Figure 3. Alignment of amino acid (aa) sequences of the VSV and aG strain G protein. The secondary structure are marked above the sequences and colour-coded corresponding to the domains in Figure 2a.The arrows indicate β sheets, and the rectangles indicate α helixes. Green letters indicate identical residues, orange letters indicate similar residues, red letters indicate sequence mismatch, blue letters indicate deletion, and grey letters indicate insertion.
HN10 is a street strain that was isolated in Hunan province in China and has the highest sequence identity with CTN181; only 17 mutations were found within the 505 amino acid (aa) sequences of the mature G proteins, 13 of these mutations were located in the ectodomain sequence (Fig. 4). For the variable sites located in the ectodomain, most of the amino acid substitutions are of similar nature (Venn diagram of amino acid classification, http://blog.bioon.net/user1/2081/archives/2008/173490.shtml). However, at site G303, the two strains have different amino acids with distinct properties: for HN10 strain the amino acid is H (Histidine) and the site is within an α helix (298-304); for CTN181 strain is P (Proline), and 301-304 sites constructed a α helix (shorter than HN10) (Fig. 2b). Therefore, the mutation H303P appears to produce a change in spatial structure of DⅡ. These differences are also present in other wild strains at site 303(Fig. 5). We therefore speculate that the G303 mutations may well be associated with the virulence difference between the vaccine and wild type strains.

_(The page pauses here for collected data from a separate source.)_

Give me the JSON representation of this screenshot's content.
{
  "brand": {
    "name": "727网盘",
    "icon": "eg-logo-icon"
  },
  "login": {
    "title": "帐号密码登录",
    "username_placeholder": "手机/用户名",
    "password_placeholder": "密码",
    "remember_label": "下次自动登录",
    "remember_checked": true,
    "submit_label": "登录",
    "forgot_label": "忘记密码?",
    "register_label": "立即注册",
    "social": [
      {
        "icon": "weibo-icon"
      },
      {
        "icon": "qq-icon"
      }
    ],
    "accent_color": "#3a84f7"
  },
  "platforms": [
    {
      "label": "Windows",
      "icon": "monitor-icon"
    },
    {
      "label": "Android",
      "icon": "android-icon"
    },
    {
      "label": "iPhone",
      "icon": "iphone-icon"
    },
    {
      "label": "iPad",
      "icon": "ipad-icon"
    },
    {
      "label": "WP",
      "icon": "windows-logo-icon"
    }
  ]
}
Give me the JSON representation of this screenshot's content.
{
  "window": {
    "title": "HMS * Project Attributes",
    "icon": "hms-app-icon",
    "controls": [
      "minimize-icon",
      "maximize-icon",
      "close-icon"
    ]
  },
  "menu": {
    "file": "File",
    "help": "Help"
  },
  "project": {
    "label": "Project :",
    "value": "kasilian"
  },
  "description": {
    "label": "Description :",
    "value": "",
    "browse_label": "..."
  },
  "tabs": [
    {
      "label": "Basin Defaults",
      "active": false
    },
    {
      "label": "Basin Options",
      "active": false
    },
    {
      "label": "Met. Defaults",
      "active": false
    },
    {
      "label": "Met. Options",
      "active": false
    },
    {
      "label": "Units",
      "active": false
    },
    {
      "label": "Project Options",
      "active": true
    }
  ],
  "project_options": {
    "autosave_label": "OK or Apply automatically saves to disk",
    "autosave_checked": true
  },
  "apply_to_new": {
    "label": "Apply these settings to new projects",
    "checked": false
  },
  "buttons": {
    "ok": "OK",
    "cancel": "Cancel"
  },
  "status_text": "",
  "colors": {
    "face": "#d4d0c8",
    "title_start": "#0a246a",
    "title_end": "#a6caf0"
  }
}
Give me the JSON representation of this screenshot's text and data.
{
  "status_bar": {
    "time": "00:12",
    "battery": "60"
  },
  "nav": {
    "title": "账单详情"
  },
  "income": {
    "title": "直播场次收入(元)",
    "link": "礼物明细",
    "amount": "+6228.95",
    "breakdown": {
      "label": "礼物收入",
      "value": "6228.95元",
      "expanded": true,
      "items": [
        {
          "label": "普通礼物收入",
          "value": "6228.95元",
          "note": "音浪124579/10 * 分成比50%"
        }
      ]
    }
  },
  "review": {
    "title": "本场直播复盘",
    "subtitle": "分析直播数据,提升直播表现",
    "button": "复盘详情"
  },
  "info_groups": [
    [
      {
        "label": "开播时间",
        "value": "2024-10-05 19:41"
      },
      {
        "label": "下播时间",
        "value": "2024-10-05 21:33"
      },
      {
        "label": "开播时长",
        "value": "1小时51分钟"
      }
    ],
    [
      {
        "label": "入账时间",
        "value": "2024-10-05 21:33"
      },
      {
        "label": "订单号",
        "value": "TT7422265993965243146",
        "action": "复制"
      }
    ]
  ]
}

Figure 5. Alignment of amino acid sequences of CTN181 and other street strains G. Only CTN181 is P for G303 site, while other street strains are H or Y for this site.
By comparing the G protein amino acid sequences of the aG strain and other 14 strains (Fig. 1, Vaccine clade, except DRV strain), we found there were two specific mutations in the aG strain (Fig. 6): site G165, within a β sheet in DIV, is proline (P) in aG, but serine (S) for the other 14 strains; the G231 site is located within a β sheet in DⅢ and is P for aG, but Leucine (L) for the others strains. Since proline cannot form a hydrogen bond between the β sheets, the direction of the β sheet may be modified and so these two particular mutations may influence the connectivity and hence the conformation of the secondary structure.